Тратить порох на бессмысленный спор Питовранов не стал. Такого, как Милютин, все равно не переубедишь. Пока жизнь не стукнет либерала башкой о камень, он так и будет красоваться, воображать себя светочем и народным спасителем.

– Но вы совершенно правы насчет светлоликости и мечтательности, – дружелюбно признал Дмитрий Алексеевич. – Это родовая болезнь российского либерализма. Наши враги – иное дело. Они прагматичны и нещепетильны. Средств не выбирают. И действуют слаженно, не чета нам. Мы ведь все индивидуалисты, все павлины, распускающие хвост. Каждому хочется себя показать во всей красе. Состязаемся между собой, кто умнее и возвышенней выскажется. И ужасно заботимся о пресловутой чистоте рук. Упаси боже манжеты запачкать! А надобно думать о деле, не о том, как ты выглядишь. Нашим Обломовым пора стать Штольцами. Перестать чистоплюйничать. Использовать всё, что на пользу главной цели. Любые открывающиеся возможности, рычаги, лазейки.

– Я не стану лазить в лазейки даже ради высокой цели, – сказал доселе молчавший Воронцов. – Чего стоят принципы, в которые я верю, и правила, которых я придерживаюсь, ежели я буду от них отступаться? Чем я буду лучше какого-нибудь жандарма или Вики Воронина?
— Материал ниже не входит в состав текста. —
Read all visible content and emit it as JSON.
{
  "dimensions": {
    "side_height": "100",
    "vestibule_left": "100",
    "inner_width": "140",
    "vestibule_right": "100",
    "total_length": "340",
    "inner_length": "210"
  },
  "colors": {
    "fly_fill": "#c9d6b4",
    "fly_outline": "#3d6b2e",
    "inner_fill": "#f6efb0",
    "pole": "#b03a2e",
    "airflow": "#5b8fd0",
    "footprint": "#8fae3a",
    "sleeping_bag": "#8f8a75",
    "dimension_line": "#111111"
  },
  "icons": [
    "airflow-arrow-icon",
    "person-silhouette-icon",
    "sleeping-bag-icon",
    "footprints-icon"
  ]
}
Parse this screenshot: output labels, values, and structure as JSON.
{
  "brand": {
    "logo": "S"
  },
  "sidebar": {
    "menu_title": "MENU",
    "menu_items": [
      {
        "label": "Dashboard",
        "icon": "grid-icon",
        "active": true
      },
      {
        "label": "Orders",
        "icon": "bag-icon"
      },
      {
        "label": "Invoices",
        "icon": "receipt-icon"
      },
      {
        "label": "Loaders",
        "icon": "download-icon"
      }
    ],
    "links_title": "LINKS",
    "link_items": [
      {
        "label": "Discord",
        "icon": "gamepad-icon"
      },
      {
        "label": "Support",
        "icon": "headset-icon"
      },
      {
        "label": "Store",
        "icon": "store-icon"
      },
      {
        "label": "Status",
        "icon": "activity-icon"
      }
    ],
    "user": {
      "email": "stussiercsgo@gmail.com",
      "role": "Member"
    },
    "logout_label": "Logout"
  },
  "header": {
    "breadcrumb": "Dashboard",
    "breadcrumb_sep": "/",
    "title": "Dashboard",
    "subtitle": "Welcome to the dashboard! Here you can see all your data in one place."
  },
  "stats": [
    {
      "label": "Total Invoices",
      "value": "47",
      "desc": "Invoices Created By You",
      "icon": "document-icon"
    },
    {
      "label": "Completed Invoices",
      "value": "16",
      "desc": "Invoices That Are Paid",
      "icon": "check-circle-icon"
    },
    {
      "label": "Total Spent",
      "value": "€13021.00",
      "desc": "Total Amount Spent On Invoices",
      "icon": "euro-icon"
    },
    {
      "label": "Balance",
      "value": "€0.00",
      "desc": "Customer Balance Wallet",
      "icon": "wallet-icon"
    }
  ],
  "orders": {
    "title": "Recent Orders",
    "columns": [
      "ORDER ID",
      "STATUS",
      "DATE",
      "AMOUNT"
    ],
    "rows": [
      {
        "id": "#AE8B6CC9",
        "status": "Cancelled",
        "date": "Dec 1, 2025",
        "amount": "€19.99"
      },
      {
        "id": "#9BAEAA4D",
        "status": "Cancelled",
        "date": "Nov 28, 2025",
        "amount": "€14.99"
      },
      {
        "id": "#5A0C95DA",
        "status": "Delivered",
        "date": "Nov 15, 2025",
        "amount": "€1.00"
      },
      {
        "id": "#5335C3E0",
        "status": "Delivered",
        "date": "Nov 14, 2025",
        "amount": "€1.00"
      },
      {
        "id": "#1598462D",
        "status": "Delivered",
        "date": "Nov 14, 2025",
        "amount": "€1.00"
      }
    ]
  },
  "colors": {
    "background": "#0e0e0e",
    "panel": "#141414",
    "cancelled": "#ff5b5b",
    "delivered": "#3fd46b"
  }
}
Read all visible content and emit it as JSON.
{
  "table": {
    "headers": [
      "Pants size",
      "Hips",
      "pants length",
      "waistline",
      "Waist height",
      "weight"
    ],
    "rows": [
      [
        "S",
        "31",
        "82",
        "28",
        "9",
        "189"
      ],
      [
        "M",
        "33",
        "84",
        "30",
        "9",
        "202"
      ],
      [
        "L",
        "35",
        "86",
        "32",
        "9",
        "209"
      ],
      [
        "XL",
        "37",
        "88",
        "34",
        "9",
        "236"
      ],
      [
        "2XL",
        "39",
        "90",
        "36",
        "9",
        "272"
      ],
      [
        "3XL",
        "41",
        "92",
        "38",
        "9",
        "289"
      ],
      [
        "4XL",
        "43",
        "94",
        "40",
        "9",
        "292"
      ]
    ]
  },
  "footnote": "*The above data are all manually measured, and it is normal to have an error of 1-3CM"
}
– От вас я никакой штольцевщины и не жду, – перешел наконец к цели визита Милютин. – Византийство оставьте махинаторам вроде вашего покорного. Я с волками живу, по-волчьи вою. Или, если угодно, тяну за кулисами канаты и кручу колеса, чтобы раздвигать занавес, поворачивать сцену и прочее. Публика о моей пыльной работе и не догадывается. Она смотрит на сцену. А там нужны люди вроде вас, Евгений Николаевич. Безупречные, благородные, вызывающие уважение. Ведь быть председателем съезда мировых судей – это не только заниматься юридическими вопросами. О нет! Судебная реформа – единственное великое преобразование, которое нам удалось провести до конца. В особенности это касается системы мирового суда. Вот где царят независимость, гласность, торжество закона. Больше в России нигде такого нет. Главный мировой судья Петербурга на виду у всего столичного общества. А именно столица, ее настроение определяет пульс и вектор русской жизни. Я даю в ваши руки инструмент, которым убежденный, мужественный человек может сделать очень многое. Нынешний председатель человек порядочный, но робкий. Пользы от него мало.

– Но председателя еще должны избрать, – пробормотал Воронцов. Аргументы министра привели его в волнение.

– Разумеется. И вас, несомненно, выберут, потому что помнят по прежней деятельности и наслышаны о ваших новгородских свершениях. Мы тоже со своей стороны поможем. Такие возможности у нас есть. Хотите, я расскажу, в чем состоит мой стратегический план? – Голос министра вдохновенно затрепетал. – Консолидировать здоровые общественные силы при помощи уважаемых персон вроде вас, Евгений Николаевич, и прогрессивных журналистов вроде господина Питовранова. Дать развернуться предпринимателям вроде вас, господин Ларцев. Потому что капитал, промышленность, деловая конкуренция кровно заинтересованы в свободе и демократическом устройстве государства.